This notebook describes how to create and save an AnnotatedGEM object from separate count and label text files.

A count matrix and an annotation table are often created as separate text files. The count matrix is often formatted with samples as columns and genes as rows due to the way counts are calculated. An annotation file must have a matching 'sample' index to the count file.

Downloading the demo data

A demo gene expression matrix and accompanying annotation text files are stored in a public OSF project.
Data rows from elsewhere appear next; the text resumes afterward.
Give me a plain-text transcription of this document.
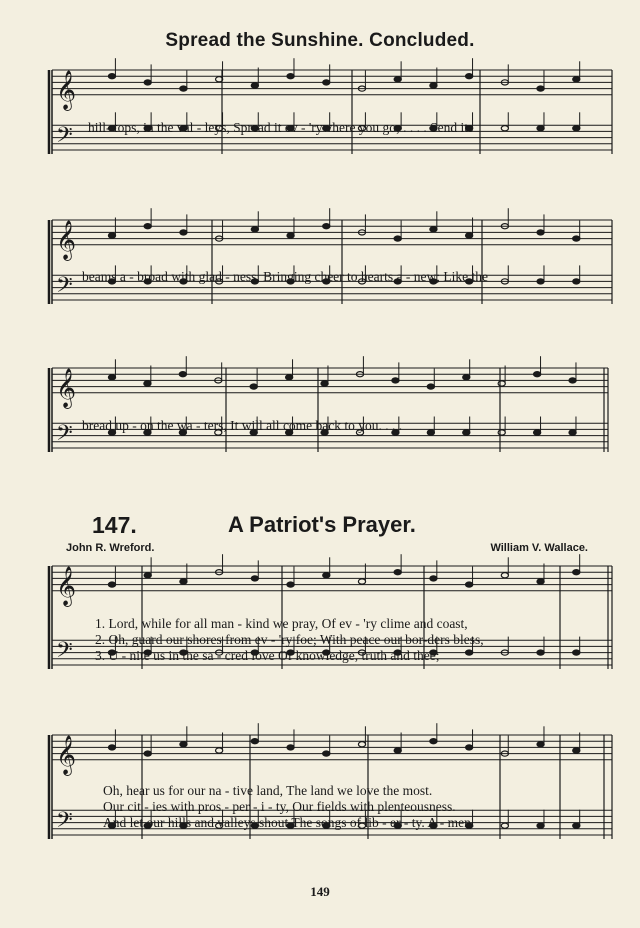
𝄞
𝄢
𝄞
𝄢
𝄞
𝄢
𝄞
𝄢
𝄞
𝄢
Spread the Sunshine. Concluded.
hill- tops, in the val - leys, Spread it ev - 'rywhere you go; . . . . Send its
beams a - broad with glad - ness, Bringing cheer to hearts a - new; Like the
bread up - on the wa - ters, It will all come back to you. . . .
147.	A Patriot's Prayer.
John R. Wreford.	William V. Wallace.
1. Lord, while for all man - kind we pray, Of ev - 'ry clime and coast,
2. Oh, guard our shores from ev - 'ry foe; With peace our bor-ders bless,
3. U - nite us in the sa - cred love Of knowledge, truth and thee;
Oh, hear us for our na - tive land, The land we love the most.
Our cit - ies with pros - per - i - ty, Our fields with plenteousness.
And let our hills and valleys shout The songs of lib - er - ty. A - men.
149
You can download them by:

or

  • Installing the OSF CLI utility and clone to a directory:
    osf -p rbhfz clone ~/GSForge_demo_data

The paths used in this example assume the second method was used.

Declaring used paths

In [1]:
# OS-independent path management.
from os import fspath, environ
from pathlib import Path

Declare the OSF project directory path.

In [2]:
OSF_PATH = Path(environ.get("GSFORGE_DEMO_DATA", default="~/GSForge_demo_data")).expanduser()
OSF_PATH
Out[2]:
PosixPath('/home/travis/GSForge_demo_data')

View the files within:

In [3]:
list(OSF_PATH.glob("**/*"))
Out[3]:
[PosixPath('/home/travis/GSForge_demo_data/osfstorage'),
 PosixPath('/home/travis/GSForge_demo_data/osfstorage/rice.nc'),
 PosixPath('/home/travis/GSForge_demo_data/osfstorage/srx_sample_annots.txt'),
 PosixPath('/home/travis/GSForge_demo_data/osfstorage/rice_heat_drought.GEM.raw.txt'),
 PosixPath('/home/travis/GSForge_demo_data/osfstorage/boruta_gene_sets'),
 PosixPath('/home/travis/GSForge_demo_data/osfstorage/DEG_gene_sets'),
 PosixPath('/home/travis/GSForge_demo_data/osfstorage/all.gff3'),
 PosixPath('/home/travis/GSForge_demo_data/osfstorage/boruta_gene_sets/Boruta_Treatment.nc'),
 PosixPath('/home/travis/GSForge_demo_data/osfstorage/boruta_gene_sets/Boruta_Genotype.nc'),
 PosixPath('/home/travis/GSForge_demo_data/osfstorage/boruta_gene_sets/Boruta_Subspecies.nc'),
 PosixPath('/home/travis/GSForge_demo_data/osfstorage/DEG_gene_sets/deseq2_treatment.nc')]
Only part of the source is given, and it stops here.